The estate plan you create now will hopefully provide some comfort to your family after you’re gone. That’s why avoiding common mistakes is so important; otherwise, you may unduly burden your loved ones with untangling your estate and determining how your assets should be dispersed.

According to The Street, beneficiary designations are a common problem for estate planners. Even if you have a valid will that expresses your wishes for the proceeds of retirement accounts and insurance policies, these actions will not be carried out unless the beneficiary designations on those documents state the same. When there is a dispute your estate will end up in probate court, which is costly as well as time-consuming. You also run the risk of having your assets given to the wrong people.
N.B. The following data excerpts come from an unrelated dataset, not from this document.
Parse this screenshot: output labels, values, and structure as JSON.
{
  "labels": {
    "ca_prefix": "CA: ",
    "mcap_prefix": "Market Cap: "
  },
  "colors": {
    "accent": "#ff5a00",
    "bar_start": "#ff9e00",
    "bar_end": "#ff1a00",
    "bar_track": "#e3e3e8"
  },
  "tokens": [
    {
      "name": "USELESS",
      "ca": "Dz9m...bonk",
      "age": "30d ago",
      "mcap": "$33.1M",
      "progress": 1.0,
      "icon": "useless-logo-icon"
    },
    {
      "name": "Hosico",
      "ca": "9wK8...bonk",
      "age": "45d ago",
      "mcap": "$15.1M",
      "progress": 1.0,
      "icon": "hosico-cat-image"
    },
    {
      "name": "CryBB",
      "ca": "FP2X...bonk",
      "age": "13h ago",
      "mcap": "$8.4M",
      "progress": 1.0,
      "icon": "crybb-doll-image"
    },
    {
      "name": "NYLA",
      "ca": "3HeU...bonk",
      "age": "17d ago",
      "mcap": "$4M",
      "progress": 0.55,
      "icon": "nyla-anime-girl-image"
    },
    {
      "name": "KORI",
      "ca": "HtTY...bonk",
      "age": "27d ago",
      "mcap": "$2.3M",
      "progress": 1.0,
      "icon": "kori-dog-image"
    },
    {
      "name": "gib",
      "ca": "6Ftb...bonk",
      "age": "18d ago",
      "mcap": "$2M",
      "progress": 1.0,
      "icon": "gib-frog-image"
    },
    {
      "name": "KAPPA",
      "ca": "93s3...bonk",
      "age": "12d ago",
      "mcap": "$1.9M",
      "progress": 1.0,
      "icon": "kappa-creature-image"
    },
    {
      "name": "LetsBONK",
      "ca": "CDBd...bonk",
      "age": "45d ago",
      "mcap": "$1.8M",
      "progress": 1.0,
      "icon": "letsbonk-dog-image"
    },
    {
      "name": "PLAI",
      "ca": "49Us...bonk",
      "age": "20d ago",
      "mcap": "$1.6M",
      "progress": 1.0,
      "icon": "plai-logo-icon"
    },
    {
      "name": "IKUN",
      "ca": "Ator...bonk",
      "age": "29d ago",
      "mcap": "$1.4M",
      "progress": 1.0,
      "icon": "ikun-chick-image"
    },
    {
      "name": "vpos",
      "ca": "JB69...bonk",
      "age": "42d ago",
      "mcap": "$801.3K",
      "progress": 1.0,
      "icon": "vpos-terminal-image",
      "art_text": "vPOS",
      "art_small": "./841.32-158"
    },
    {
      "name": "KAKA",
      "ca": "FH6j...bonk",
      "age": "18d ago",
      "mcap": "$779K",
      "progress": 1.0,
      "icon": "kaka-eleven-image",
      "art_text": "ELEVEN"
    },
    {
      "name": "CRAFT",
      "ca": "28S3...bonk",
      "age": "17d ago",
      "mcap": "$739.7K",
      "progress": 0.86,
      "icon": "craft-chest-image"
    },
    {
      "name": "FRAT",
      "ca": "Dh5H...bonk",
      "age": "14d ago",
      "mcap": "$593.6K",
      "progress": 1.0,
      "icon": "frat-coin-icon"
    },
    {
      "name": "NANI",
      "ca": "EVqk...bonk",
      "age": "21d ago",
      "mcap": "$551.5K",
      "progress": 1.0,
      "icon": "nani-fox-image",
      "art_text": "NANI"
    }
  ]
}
Also, keep in mind that circumstances among your heirs can change drastically over the years. You might also experience quite a few changes yourself, including new marriages, divorce, and even more children. To keep up with the changing nature of life, make sure you revise your estate plan as needed. Try to look over wills, trusts, and beneficiary designations every few years or so to make sure they’re still in line with your wishes.

Even the best estate plan won’t be much help if your family can’t access it. Try to keep information related to bank accounts, financial statements, wills, and trusts organized and easily accessible for loved ones. Along with providing a copy of documents to your attorney, you can also store them at your home. If you’re concerned about safety, keep this information in a lockbox to prevent it from being stolen. Just make sure you give an extra key to a trustworthy individual, such as a friend or family member.